The number of students attending private schools in Australia will flatline over the next decade, according to federal government projections, as more parents choose to keep their children in the public system.
Enrolments that were once growing at a rate of 20,000 a year will slow to as little as 3000 by the middle of the next decade, according to the projections, presenting a stark marketing challenge to the nation's private schools.
Public school enrolments will also slow from their current boom, but will still grow faster than they did in the Howard years and up to 2011, a period when private school growth outstripped that of their public counterparts.
Of the 367,000 additional full-time equivalent students projected to be in schools by 2027, it is expected 288,000 - or 78.5 per cent - will be in government schools. At present, 65.6 per cent of the country's children are in the public system, which will inch up to 66.8 per cent by 2027 if the department's projections are accurate.
Meanwhile, the Turnbull government has committed an extra $300 million for private school infrastructure over the next 10 years to "take account of student enrolment growth".
The funding has been criticised by teacher unions, who are calling for a similar fund for public schools, but the federal government says that is a responsibility of the states.
The projections show private school enrolments increasing from 1,324,360 in 2017 to about 1,333,000 this year, and climbing to 1,375,000 by 2021. From there until 2027, growth in enrolments is expected to slip to an average of 6000 a year, and as little as 3000 in year 2026.
In recent years that figure has been growing by about 20,000 students each year.
Conversely, public school enrolments are expected to leap by 150,000 in just three years, then slow to a growth of 15,000-20,000 a year by 2026-27. Until 2012, public schools were adding only about 10,000 students a year and, as recently as 2008, enrolments were actually declining.
The projections provided to Fairfax Media by the federal Education Department are national, but Australian Bureau of Statistics data show the trend towards public schooling is happening in NSW and Victoria, where the vast majority of Australian children are educated.
Last year, enrolments in NSW Catholic schools declined for the first time in 20 years. In Victoria, Catholic school enrolments rose by just 746 students, or less than half of 1 per cent.
Ray Collins, acting executive director of the National Catholic Education Commission, blamed demographic changes, financial pressures on families and government funding decisions for weak enrolments in the Catholic sector.
Some Catholic schools that wanted to expand their capacity were also hamstrung by state and local government planning rules, Mr Collins said.
"In NSW, for instance, state and local government requirements to contribute to infrastructure around new developments make it extremely difficult for Catholic schools to build new schools because of affordability," he said.

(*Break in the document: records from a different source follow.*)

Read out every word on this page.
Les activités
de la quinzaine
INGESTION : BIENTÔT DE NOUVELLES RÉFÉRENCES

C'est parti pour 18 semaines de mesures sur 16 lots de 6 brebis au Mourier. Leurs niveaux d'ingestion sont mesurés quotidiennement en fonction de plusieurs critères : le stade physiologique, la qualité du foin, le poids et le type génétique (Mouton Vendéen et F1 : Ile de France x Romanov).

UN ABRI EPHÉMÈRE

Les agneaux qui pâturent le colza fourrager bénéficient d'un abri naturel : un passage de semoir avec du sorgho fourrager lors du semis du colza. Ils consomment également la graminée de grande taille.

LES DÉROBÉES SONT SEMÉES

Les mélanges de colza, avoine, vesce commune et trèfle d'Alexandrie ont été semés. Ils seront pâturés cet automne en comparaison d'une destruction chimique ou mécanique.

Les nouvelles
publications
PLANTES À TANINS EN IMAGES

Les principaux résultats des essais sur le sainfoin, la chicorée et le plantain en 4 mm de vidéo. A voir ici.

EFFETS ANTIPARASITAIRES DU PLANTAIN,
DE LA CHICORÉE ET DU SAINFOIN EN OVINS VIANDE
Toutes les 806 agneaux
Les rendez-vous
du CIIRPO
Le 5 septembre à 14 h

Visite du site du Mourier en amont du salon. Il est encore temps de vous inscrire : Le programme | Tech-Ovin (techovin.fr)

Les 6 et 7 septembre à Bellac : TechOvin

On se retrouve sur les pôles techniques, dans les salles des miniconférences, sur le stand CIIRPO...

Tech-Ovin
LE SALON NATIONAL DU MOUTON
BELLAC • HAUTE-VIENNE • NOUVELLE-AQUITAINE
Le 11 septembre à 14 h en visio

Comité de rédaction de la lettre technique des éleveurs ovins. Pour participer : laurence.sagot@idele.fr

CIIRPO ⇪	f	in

Colette Colman, executive director of the Independent Schools Council of Australia, said enrolment growth in the independent sector had been "strong in recent years". She said 90 per cent of infrastructure funding for independent schools came from parents and the community, not the government.
Federal Education Minister Simon Birmingham defended the extra $300 million for private school capital works, saying the funding was indexed to the growth in building costs and enrolments.
"If enrolments flatline then federal funding only keeps up with building cost growth and there will be no enrolment-based growth in funding," he said.
Senator Birmingham said building public schools "has always been the primary responsibility of state governments" and Labor's global financial crisis-era school hall program "shows how much of a disaster federal intervention can be in this space".
Labor's federal education spokeswoman Tanya Plibersek said the enrolment projections highlighted the case for more public school funding.
"If [Prime Minister] Malcolm Turnbull thinks this is the case, why do his cuts hit public schools hardest?" she said.
The Education Department warned the projections were only estimates and could not account for future changes in education or immigration policy. Projections beyond five years were potentially less accurate, it cautioned.